The Bloomberg report in response explained that as crude oil prices struggle to recover from its slip and growth projections for renewables soar, these oil companies suddenly began to see a chance to diversify, and get into the heart of clean energy.

“The supermajors recognize there is going to be tremendous growth in low-carbon sources of energy,” said Jason Bordoff, director of the Center on Global Energy Policy at Columbia University.

He added: “To thrive in the long term, they need a mix in their portfolio.”

Similarly, Bloomberg New Energy Finance, stated that between 2005 and 2013, oil majors invested more than $9.4 billion on ethanol and other plant-based fuels, but now that wind, solar and other forms of clean energy have become more viable, they have begun to draw more attention from the once-leery investors.

It reported that in 2015, renewables were the biggest source of new power additions to the U.S. electrical grids, outpacing coal and gas-fired plants.

Also, global solar capacity is projected to double by the end of 2018, while wind will increase by 50 per cent.

“This stuff has gone so mainstream that it seems inevitable some of the largest energy companies in the world will find their way into it,” said Ethan Zindler, a Bloomberg New Energy Finance analyst.

Also, a McKinsey report in this regard stated that there are four main reasons why the link between oil and renewables is weakening:

They operate in different markets.

The economics of renewables are improving: renewables are getting cheaper all the time. Moreover, most regulatory supports, such as portfolio standards, tax credits, and feed-in tariffs, have remained in place, thus shielding the sector to some degree. But the larger story is that of fast-increasing competitiveness.

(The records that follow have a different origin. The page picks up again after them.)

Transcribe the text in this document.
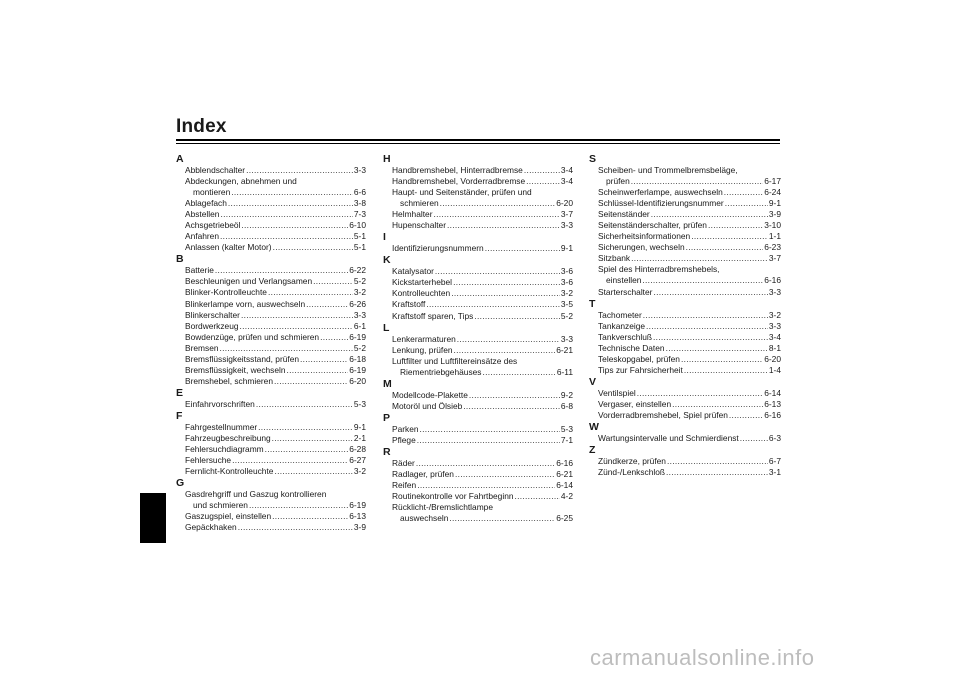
Index
A
Abblendschalter .....	3-3
Abdeckungen, abnehmen und
montieren .....	6-6
Ablagefach .....	3-8
Abstellen .....	7-3
Achsgetriebeöl .....	6-10
Anfahren .....	5-1
Anlassen (kalter Motor) .....	5-1
B
Batterie .....	6-22
Beschleunigen und Verlangsamen .....	5-2
Blinker-Kontrolleuchte .....	3-2
Blinkerlampe vorn, auswechseln .....	6-26
Blinkerschalter .....	3-3
Bordwerkzeug .....	6-1
Bowdenzüge, prüfen und schmieren .....	6-19
Bremsen .....	5-2
Bremsflüssigkeitsstand, prüfen .....	6-18
Bremsflüssigkeit, wechseln .....	6-19
Bremshebel, schmieren .....	6-20
E
Einfahrvorschriften .....	5-3
F
Fahrgestellnummer .....	9-1
Fahrzeugbeschreibung .....	2-1
Fehlersuchdiagramm .....	6-28
Fehlersuche .....	6-27
Fernlicht-Kontrolleuchte .....	3-2
G
Gasdrehgriff und Gaszug kontrollieren
und schmieren .....	6-19
Gaszugspiel, einstellen .....	6-13
Gepäckhaken .....	3-9
H
Handbremshebel, Hinterradbremse .....	3-4
Handbremshebel, Vorderradbremse .....	3-4
Haupt- und Seitenständer, prüfen und
schmieren .....	6-20
Helmhalter .....	3-7
Hupenschalter .....	3-3
I
Identifizierungsnummern .....	9-1
K
Katalysator .....	3-6
Kickstarterhebel .....	3-6
Kontrolleuchten .....	3-2
Kraftstoff .....	3-5
Kraftstoff sparen, Tips .....	5-2
L
Lenkerarmaturen .....	3-3
Lenkung, prüfen .....	6-21
Luftfilter und Luftfiltereinsätze des
Riementriebgehäuses .....	6-11
M
Modellcode-Plakette .....	9-2
Motoröl und Ölsieb .....	6-8
P
Parken .....	5-3
Pflege .....	7-1
R
Räder .....	6-16
Radlager, prüfen .....	6-21
Reifen .....	6-14
Routinekontrolle vor Fahrtbeginn .....	4-2
Rücklicht-/Bremslichtlampe
auswechseln .....	6-25
S
Scheiben- und Trommelbremsbeläge,
prüfen .....	6-17
Scheinwerferlampe, auswechseln .....	6-24
Schlüssel-Identifizierungsnummer .....	9-1
Seitenständer .....	3-9
Seitenständerschalter, prüfen .....	3-10
Sicherheitsinformationen .....	1-1
Sicherungen, wechseln .....	6-23
Sitzbank .....	3-7
Spiel des Hinterradbremshebels,
einstellen .....	6-16
Starterschalter .....	3-3
T
Tachometer .....	3-2
Tankanzeige .....	3-3
Tankverschluß .....	3-4
Technische Daten .....	8-1
Teleskopgabel, prüfen .....	6-20
Tips zur Fahrsicherheit .....	1-4
V
Ventilspiel .....	6-14
Vergaser, einstellen .....	6-13
Vorderradbremshebel, Spiel prüfen .....	6-16
W
Wartungsintervalle und Schmierdienst .....	6-3
Z
Zündkerze, prüfen .....	6-7
Zünd-/Lenkschloß .....	3-1
carmanualsonline.info
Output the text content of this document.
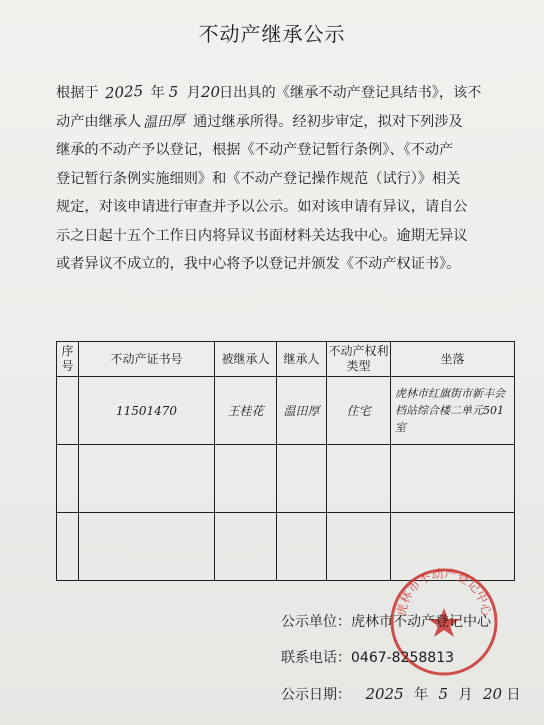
不动产继承公示
根据于 2025 年 5 月20日出具的《继承不动产登记具结书》，该不
动产由继承人 温田厚 通过继承所得。经初步审定，拟对下列涉及
继承的不动产予以登记，根据《不动产登记暂行条例》、《不动产
登记暂行条例实施细则》和《不动产登记操作规范（试行）》相关
规定，对该申请进行审查并予以公示。如对该申请有异议，请自公
示之日起十五个工作日内将异议书面材料关达我中心。逾期无异议
或者异议不成立的，我中心将予以登记并颁发《不动产权证书》。
序号	不动产证书号	被继承人	继承人	不动产权利类型	坐落
	11501470	王桂花	温田厚	住宅	虎林市红旗街市新丰会档站综合楼二单元501室

虎林市不动产登记中心
公示单位：虎林市不动产登记中心
联系电话：0467-8258813
公示日期： 2025 年 5 月 20 日
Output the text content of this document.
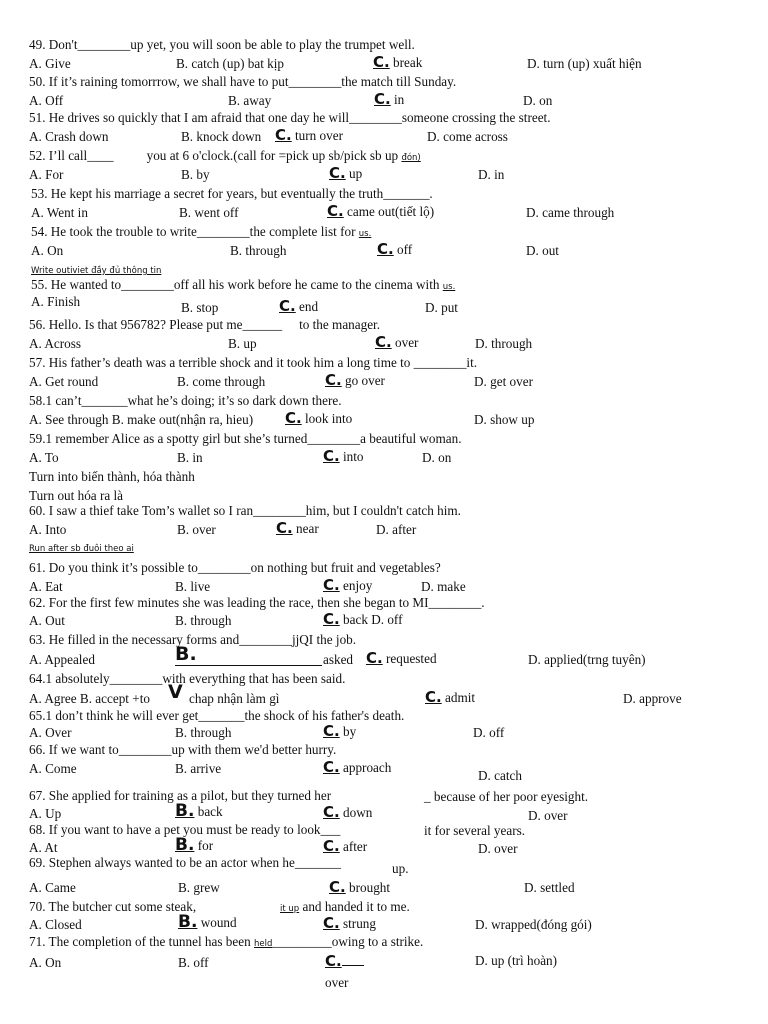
49. Don't________up yet, you will soon be able to play the trumpet well.
A. Give	B. catch (up) bat kịp	C. break	D. turn (up) xuất hiện
50. If it’s raining tomorrrow, we shall have to put________the match till Sunday.
A. Off	B. away	C. in	D. on
51. He drives so quickly that I am afraid that one day he will________someone crossing the street.
A. Crash down	B. knock down C. turn over	D. come across
52. I’ll call____	you at 6 o'clock.(call for =pick up sb/pick sb up đón)
A. For	B. by	C. up	D. in
53. He kept his marriage a secret for years, but eventually the truth_______.
A. Went in	B. went off	C. came out(tiết lộ)	D. came through
54. He took the trouble to write________the complete list for us.
A. On	B. through	C. off	D. out
Write outiviet đầy đủ thông tin
55. He wanted to________off all his work before he came to the cinema with us.
A. Finish	B. stop	C. end	D. put
56. Hello. Is that 956782? Please put me______ to the manager.
A. Across	B. up	C. over	D. through
57. His father’s death was a terrible shock and it took him a long time to ________it.
A. Get round	B. come through	C. go over	D. get over
58.1 can’t_______what he’s doing; it’s so dark down there.
A. See through B. make out(nhận ra, hieu) C. look into	D. show up
59.1 remember Alice as a spotty girl but she’s turned________a beautiful woman.
A. To	B. in	C. into	D. on
Turn into biến thành, hóa thành
Turn out hóa ra là
60. I saw a thief take Tom’s wallet so I ran________him, but I couldn't catch him.
A. Into	B. over	C. near	D. after
Run after sb đuôi theo ai
61. Do you think it’s possible to________on nothing but fruit and vegetables?
A. Eat	B. live	C. enjoy	D. make
62. For the first few minutes she was leading the race, then she began to MI________.
A. Out	B. through	C. back D. off
63. He filled in the necessary forms and________jjQI the job.
A. Appealed	B.	asked C. requested	D. applied(trng tuyên)
64.1 absolutely________with everything that has been said.
A. Agree B. accept +to V chap nhận làm gì	C. admit	D. approve
65.1 don’t think he will ever get_______the shock of his father's death.
A. Over	B. through	C. by	D. off
66. If we want to________up with them we'd better hurry.
A. Come	B. arrive	C. approach
D. catch
67. She applied for training as a pilot, but they turned her	_ because of her poor eyesight.
A. Up	B. back	C. down	D. over
68. If you want to have a pet you must be ready to look___	it for several years.
A. At	B. for	C. after	D. over
69. Stephen always wanted to be an actor when he_______	up.
A. Came	B. grew	C. brought	D. settled
70. The butcher cut some steak,	it up and handed it to me.
A. Closed	B. wound	C. strung	D. wrapped(đóng gói)
71. The completion of the tunnel has been held_________owing to a strike.
A. On	B. off	C.
over
D. up (trì hoàn)
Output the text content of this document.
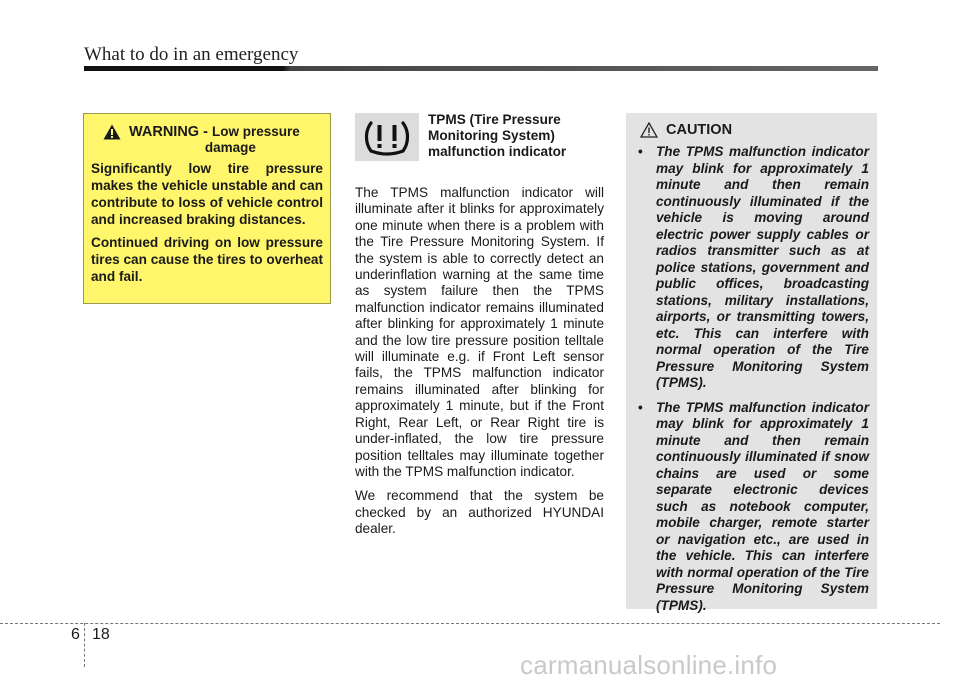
What to do in an emergency
WARNING - Low pressure
damage

Significantly low tire pressure makes the vehicle unstable and can contribute to loss of vehicle control and increased braking distances.

Continued driving on low pressure tires can cause the tires to overheat and fail.

TPMS (Tire Pressure Monitoring System) malfunction indicator

The TPMS malfunction indicator will illuminate after it blinks for approximately one minute when there is a problem with the Tire Pressure Monitoring System. If the system is able to correctly detect an underinflation warning at the same time as system failure then the TPMS malfunction indicator remains illuminated after blinking for approximately 1 minute and the low tire pressure position telltale will illuminate e.g. if Front Left sensor fails, the TPMS malfunction indicator remains illuminated after blinking for approximately 1 minute, but if the Front Right, Rear Left, or Rear Right tire is under-inflated, the low tire pressure position telltales may illuminate together with the TPMS malfunction indicator.

We recommend that the system be checked by an authorized HYUNDAI dealer.

CAUTION
• The TPMS malfunction indicator may blink for approximately 1 minute and then remain continuously illuminated if the vehicle is moving around electric power supply cables or radios transmitter such as at police stations, government and public offices, broadcasting stations, military installations, airports, or transmitting towers, etc. This can interfere with normal operation of the Tire Pressure Monitoring System (TPMS).
• The TPMS malfunction indicator may blink for approximately 1 minute and then remain continuously illuminated if snow chains are used or some separate electronic devices such as notebook computer, mobile charger, remote starter or navigation etc., are used in the vehicle. This can interfere with normal operation of the Tire Pressure Monitoring System (TPMS).
6 18
carmanualsonline.info
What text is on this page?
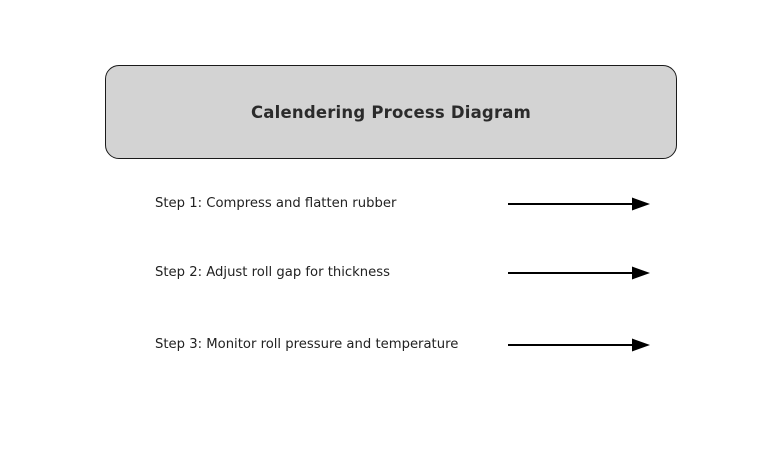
Calendering Process Diagram
Step 1: Compress and flatten rubber
Step 2: Adjust roll gap for thickness
Step 3: Monitor roll pressure and temperature
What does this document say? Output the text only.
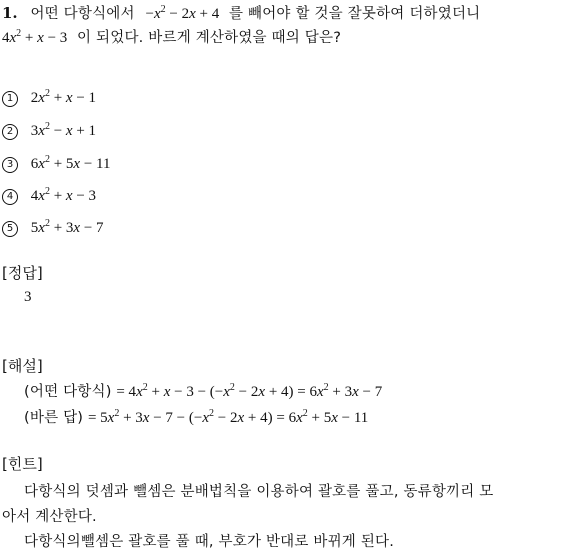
1. 어떤 다항식에서 $-x^2 - 2x + 4$ 를 빼어야 할 것을 잘못하여 더하였더니
$4x^2 + x - 3$ 이 되었다. 바르게 계산하였을 때의 답은?
1 $2x^2 + x - 1$
2 $3x^2 - x + 1$
3 $6x^2 + 5x - 11$
4 $4x^2 + x - 3$
5 $5x^2 + 3x - 7$
[정답]
3
[해설]
(어떤 다항식) = $4x^2 + x - 3 - (-x^2 - 2x + 4) = 6x^2 + 3x - 7$
(바른 답) = $5x^2 + 3x - 7 - (-x^2 - 2x + 4) = 6x^2 + 5x - 11$
[힌트]
다항식의 덧셈과 뺄셈은 분배법칙을 이용하여 괄호를 풀고, 동류항끼리 모
아서 계산한다.
다항식의뺄셈은 괄호를 풀 때, 부호가 반대로 바뀌게 된다.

McKinsey also projected in the report that solar will be competitive with conventional fuels in most states of the US by 2020. It said as for wind, it is generally the cheapest non-hydro renewable since 2009. Its cost has fallen 58 per cent, thanks to less expensive materials and greater efficiency. As a result, wind is either at or near to being competitive, on a cost-per-watt basis, without subsidy, in a number of markets.

The global dynamics of energy are changing: in 2013, China for the first time invested more in renewable energy than Europe, according to the United Nations, and is now the global market leader.

The science is improving: new solar technologies could allow solar cells to be rolled out via 3-D printer and applied almost anywhere. Japan is managing to make fuel cells work. Techniques to convert manure into methane are getting cheaper. Perhaps most important, storage is getting better and cheaper, and investment in the area is rising.

Notwithstanding, the biggest barrier to the widespread deployment of non-hydro renewables is that they cannot be stored for a rainy (or cloudy or windless) day. But there is good reason for optimism. The energy density of batteries—that is, how much can be stored by weight—has improved steadily over the past two decades, and the pace appears to be picking up, with the price of storage down 60 percent in the past decade, according to the Economist.

McKinsey also estimated that the cost of producing lithium-ion batteries, now about $400 per kilowatt-hour, could go as low as $150 by 2020.

While the world is not running out of fossil fuels in the immediate term, McKinsey said the better argument for this pivot is that renewables are, by and large, cleaner than the alternatives, and they provide a welcome diversity to energy supply and therefore enhance national energy security.